Every day I've been grateful for being housebound. It's not always something to celebrate, except when one avoids the job of getting out of a warm bed to go out and start a cold car. Add to that the misery of scraping snow and ice off the miserable vehicle and any reason for escaping the scenario is reason to shout Hallelujah and Praise Be.
When I have checked the national weather map, it has been clear that the whole country was cold to some degree. The day Dallas was 24 was worth noting. The only family members not shivering were those in Florida and Texas.

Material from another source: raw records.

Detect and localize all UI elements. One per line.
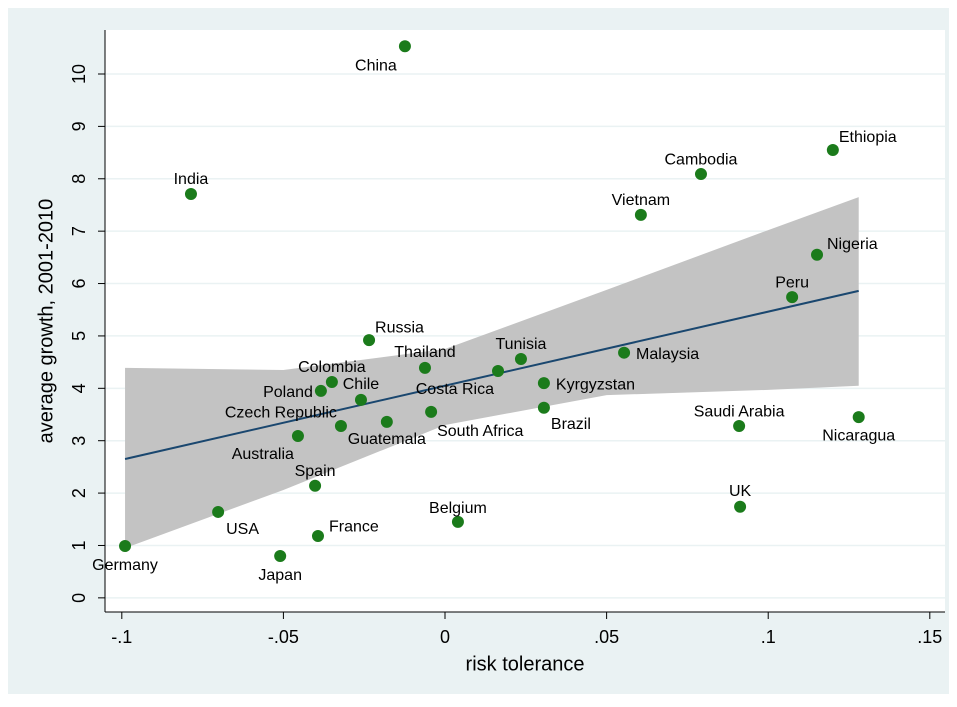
point [212, 505, 225, 518]
point [119, 539, 132, 552]
point [514, 352, 527, 365]
point [451, 515, 464, 528]
point-label: Cambodia [665, 151, 738, 168]
point [184, 187, 197, 200]
point-label: Japan [258, 567, 302, 584]
y-tick-label: 10 [69, 64, 89, 84]
point-label: Ethiopia [839, 129, 897, 146]
point [634, 208, 647, 221]
point [425, 405, 438, 418]
y-axis-title: average growth, 2001-2010 [35, 199, 57, 444]
point-label: Czech Republic [225, 404, 337, 421]
point-label: Peru [775, 274, 809, 291]
point [811, 248, 824, 261]
point-label: Malaysia [636, 346, 699, 363]
point [618, 346, 631, 359]
point-label: Spain [295, 463, 336, 480]
point [325, 376, 338, 389]
y-tick-label: 0 [69, 593, 89, 603]
point [274, 549, 287, 562]
point-label: India [174, 171, 209, 188]
x-tick-label: -.05 [268, 627, 299, 647]
point-label: Poland [263, 384, 313, 401]
point-label: Kyrgyzstan [556, 376, 635, 393]
point [363, 334, 376, 347]
point-label: Brazil [551, 416, 591, 433]
y-tick-label: 9 [69, 121, 89, 131]
y-tick-label: 5 [69, 331, 89, 341]
x-tick-label: -.1 [111, 627, 132, 647]
point-label: Nicaragua [822, 427, 895, 444]
point-label: Chile [343, 376, 380, 393]
point-label: Tunisia [495, 336, 546, 353]
point-label: Saudi Arabia [694, 403, 785, 420]
point [537, 377, 550, 390]
y-tick-label: 1 [69, 540, 89, 550]
point [418, 361, 431, 374]
point [492, 365, 505, 378]
x-axis-title: risk tolerance [466, 653, 585, 675]
point-label: Nigeria [827, 236, 878, 253]
y-tick-label: 7 [69, 226, 89, 236]
point [314, 384, 327, 397]
x-tick-label: .15 [917, 627, 942, 647]
y-tick-label: 3 [69, 436, 89, 446]
point [734, 500, 747, 513]
point [309, 479, 322, 492]
point-label: USA [226, 521, 259, 538]
point-label: Australia [232, 446, 294, 463]
y-tick-label: 4 [69, 383, 89, 393]
point [380, 415, 393, 428]
confidence-band [125, 197, 859, 549]
x-tick-label: .05 [594, 627, 619, 647]
x-tick-label: .1 [761, 627, 776, 647]
point-label: Thailand [394, 344, 455, 361]
point-label: Germany [92, 557, 158, 574]
point [537, 401, 550, 414]
point-label: China [355, 57, 397, 74]
point-label: Colombia [298, 359, 366, 376]
point-label: Guatemala [348, 431, 426, 448]
point-label: UK [729, 483, 752, 500]
point [311, 530, 324, 543]
point-label: Vietnam [612, 192, 670, 209]
point-label: Costa Rica [416, 381, 494, 398]
point-label: Belgium [429, 500, 487, 517]
y-tick-label: 6 [69, 279, 89, 289]
point [733, 420, 746, 433]
fit-line [124, 289, 859, 461]
point [334, 420, 347, 433]
point [694, 168, 707, 181]
point-label: South Africa [437, 423, 523, 440]
point [354, 393, 367, 406]
point [291, 429, 304, 442]
point-label: Russia [375, 319, 424, 336]
point [852, 411, 865, 424]
x-tick-label: 0 [440, 627, 450, 647]
point [398, 40, 411, 53]
point [826, 143, 839, 156]
point-label: France [329, 518, 379, 535]
y-tick-label: 2 [69, 488, 89, 498]
point [786, 291, 799, 304]
y-tick-label: 8 [69, 174, 89, 184]
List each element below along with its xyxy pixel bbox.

It was difficult not to think unkindly of Canada, the conduit for Arctic cold, especially those weird days when the temperatures in the Maritimes were higher than those in Maine. According to the meteorologist I employ, this has never happened before. It sounds like a plot. I know relations between the US and Canada are not too good at the moment, and every time I look at the mass of icy air swirling down across the border, I'm not inclined to work to make them better. Misery always loves resentment that warms the blood.
Talking about misery brings to mind the snowstorms and deep freeze in which the New England Patriots played their playoff games. I know that prior to the domed arenas, everyone played in all sorts of miserable conditions. Did it make the players tougher? Were the fans tougher or drunker? Almost everyone drank beer or brought something in a bottle or flask.

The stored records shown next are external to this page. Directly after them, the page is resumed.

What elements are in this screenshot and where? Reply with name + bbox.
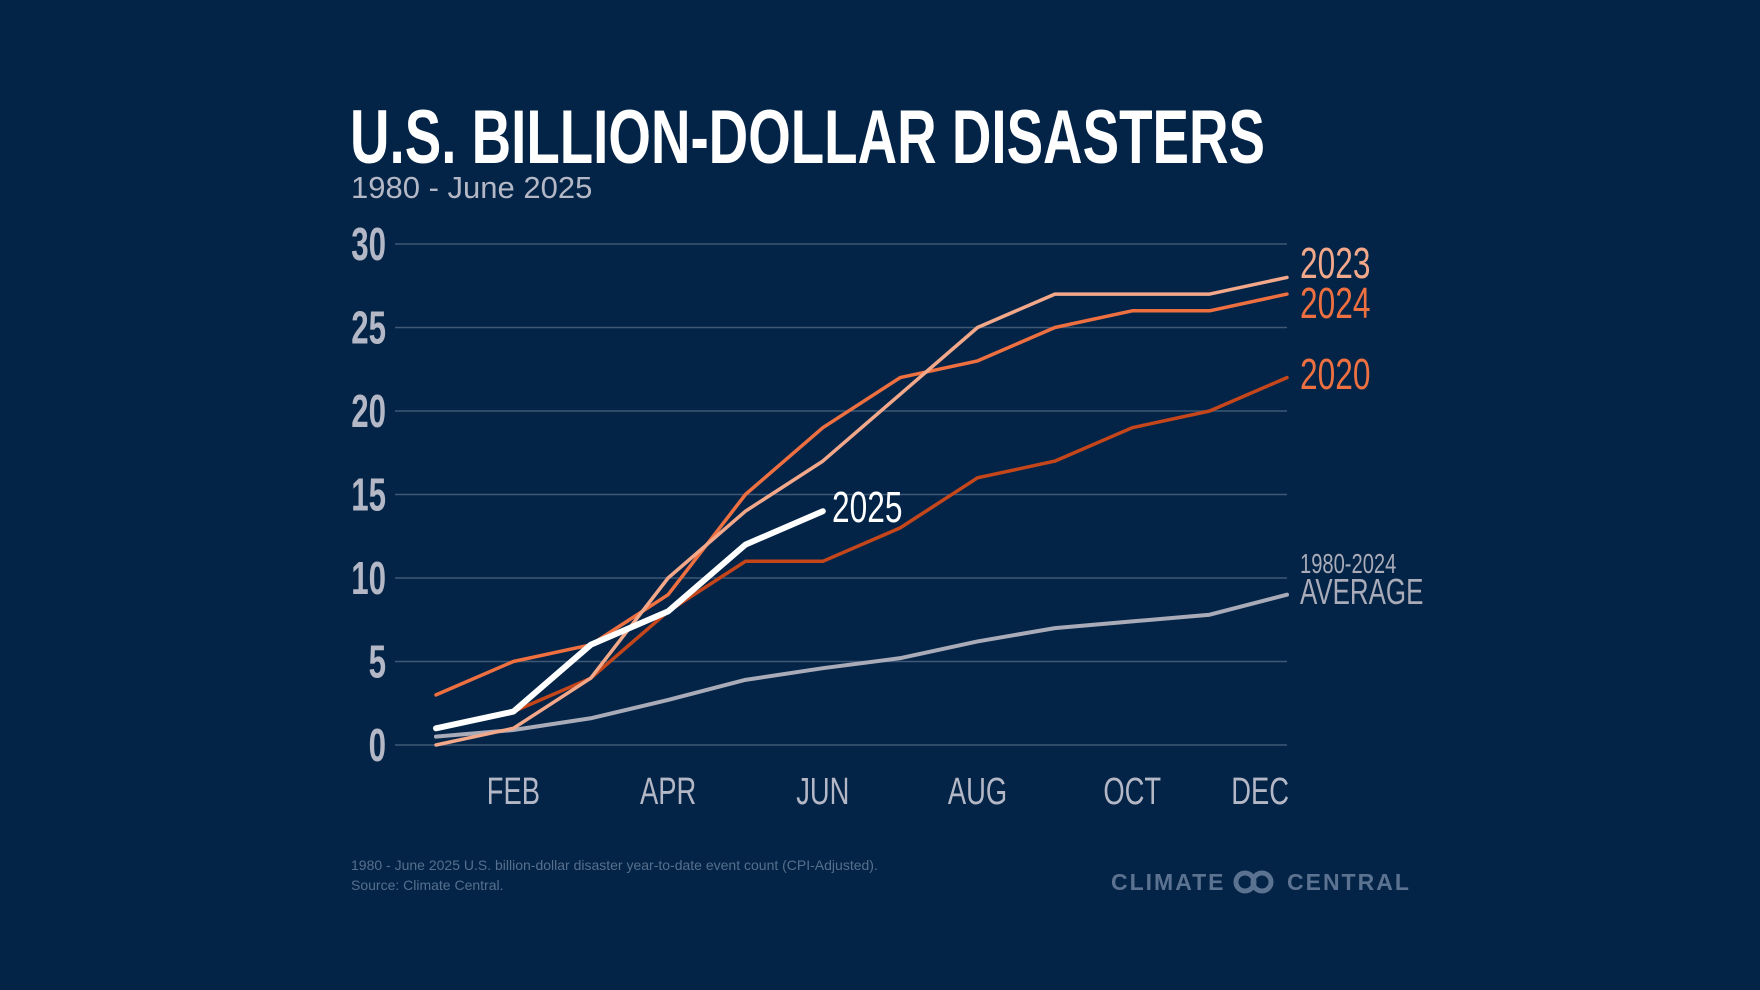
logo-text-left: CLIMATE [1111, 869, 1226, 895]
x-axis: FEB APR JUN AUG OCT DEC [487, 771, 1289, 813]
label-2023: 2023 [1300, 239, 1370, 288]
y-axis: 0 5 10 15 20 25 30 [351, 219, 386, 771]
x-tick-label: DEC [1231, 771, 1289, 813]
x-tick-label: APR [640, 771, 696, 813]
series-lines [433, 275, 1289, 747]
series-line-2023 [434, 275, 1289, 747]
y-tick-label: 10 [351, 553, 386, 604]
gridlines [395, 243, 1287, 746]
series-line-2020 [434, 375, 1289, 731]
x-tick-label: FEB [487, 771, 540, 813]
series-line-1980-2024-average [434, 592, 1289, 739]
y-tick-label: 5 [369, 637, 386, 688]
footnote-line2: Source: Climate Central. [351, 877, 504, 893]
x-tick-label: AUG [948, 771, 1007, 813]
x-tick-label: OCT [1103, 771, 1161, 813]
y-tick-label: 15 [351, 470, 386, 521]
chart-subtitle: 1980 - June 2025 [351, 170, 592, 205]
y-tick-label: 20 [351, 386, 386, 437]
label-average: AVERAGE [1300, 572, 1423, 612]
logo-ring-right-icon [1250, 870, 1274, 894]
logo-text-right: CENTRAL [1287, 869, 1411, 895]
y-tick-label: 25 [351, 303, 386, 354]
chart-title: U.S. BILLION-DOLLAR DISASTERS [350, 95, 1265, 180]
footnote-line1: 1980 - June 2025 U.S. billion-dollar dis… [351, 857, 878, 873]
x-tick-label: JUN [796, 771, 849, 813]
label-2024: 2024 [1300, 279, 1370, 328]
label-2025: 2025 [832, 483, 902, 532]
series-line-2025 [433, 508, 826, 732]
climate-central-logo: CLIMATE CENTRAL [1111, 869, 1411, 895]
label-average-years: 1980-2024 [1300, 549, 1396, 580]
label-2020: 2020 [1300, 350, 1370, 399]
y-tick-label: 0 [369, 720, 386, 771]
y-tick-label: 30 [351, 219, 386, 270]
series-line-2024 [434, 292, 1289, 697]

I remember going to games when I was a kid. No one in the family drank anything but tea, coffee or hot chocolate, and part of the gear brought from home included several thermos bottles of hot liquids. We bundled up like Eskimos and carried blankets. The only part of your anatomy that never seemed to get warm was feet. Today's cold weather gear, especially boots, are superior, and we would have welcomed a space blanket or two.

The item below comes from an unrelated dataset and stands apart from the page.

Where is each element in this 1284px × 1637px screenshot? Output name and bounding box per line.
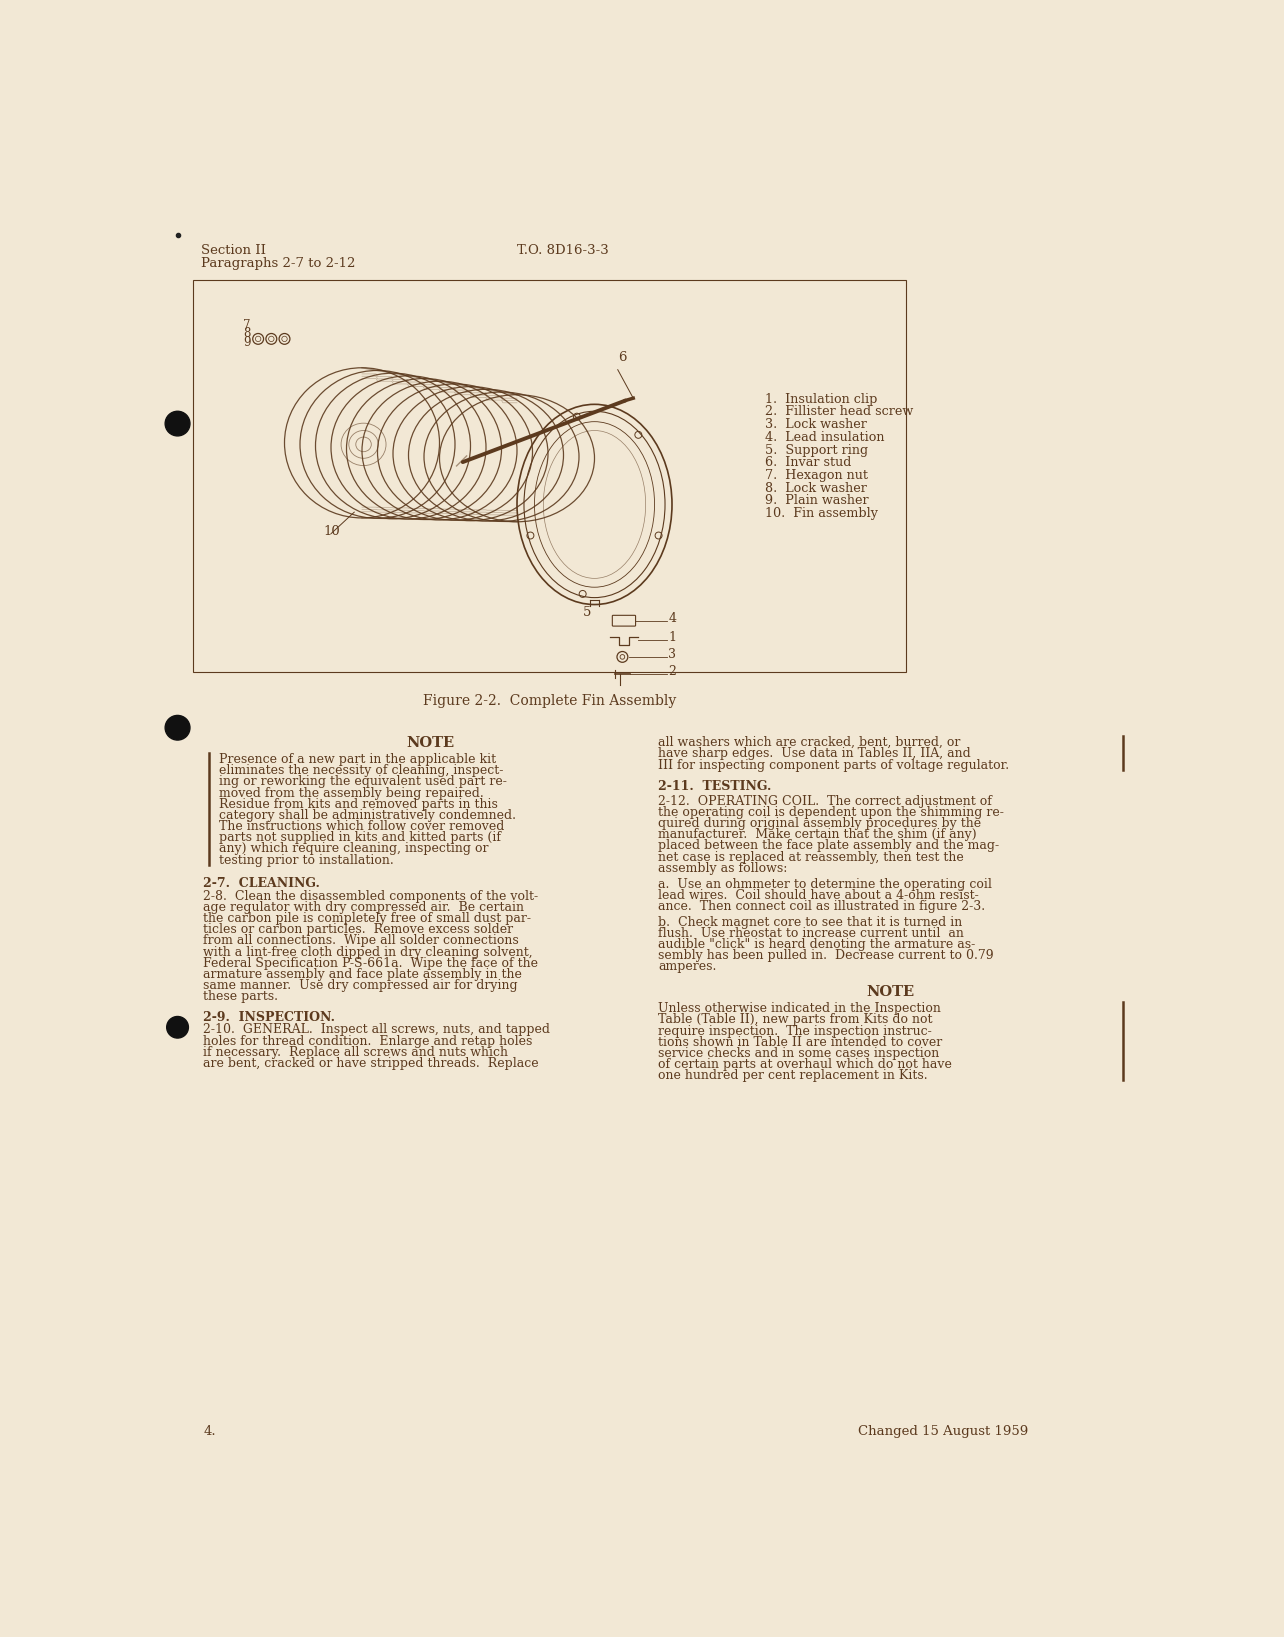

Never having worn a football uniform, I have no way of knowing how they function in severe cold. Judging by the way players look, I can't believe they keep one toasty warm or dry.
For most of my fervid football fan days, I was living in California. San Francisco on a wet and foggy day can be fairly cold. When the southern California teams came to play, they were pretty miserable. We used to jeer at their misery, especially the bench heaters they brought with them. The Minnesota Vikings were always admired because they played in such miserable conditions and never complained - at least, not publicly.
Watching the Patriots in my son's living room, I felt guilty. Everyone in the room was under a comforter, I not only had a cover, I had hot cups of cappuccino at hand.
We were rooting for the Patriots and expressing sympathy for all the players, especially those being hit hard. It must hurt far worse when your bones are brittle and cartilage frozen. I would imagine the hot Jacuzzis in the locker room were as packed as sardines in cans.
The people in the stands did a lot of jumping around. It's a good thing they did. Defrosting that many people would have been a heck of a job. At first thought, they appeared crazy for showing up, but would I have liked to have been there? You bet, with a pot of cappuccino.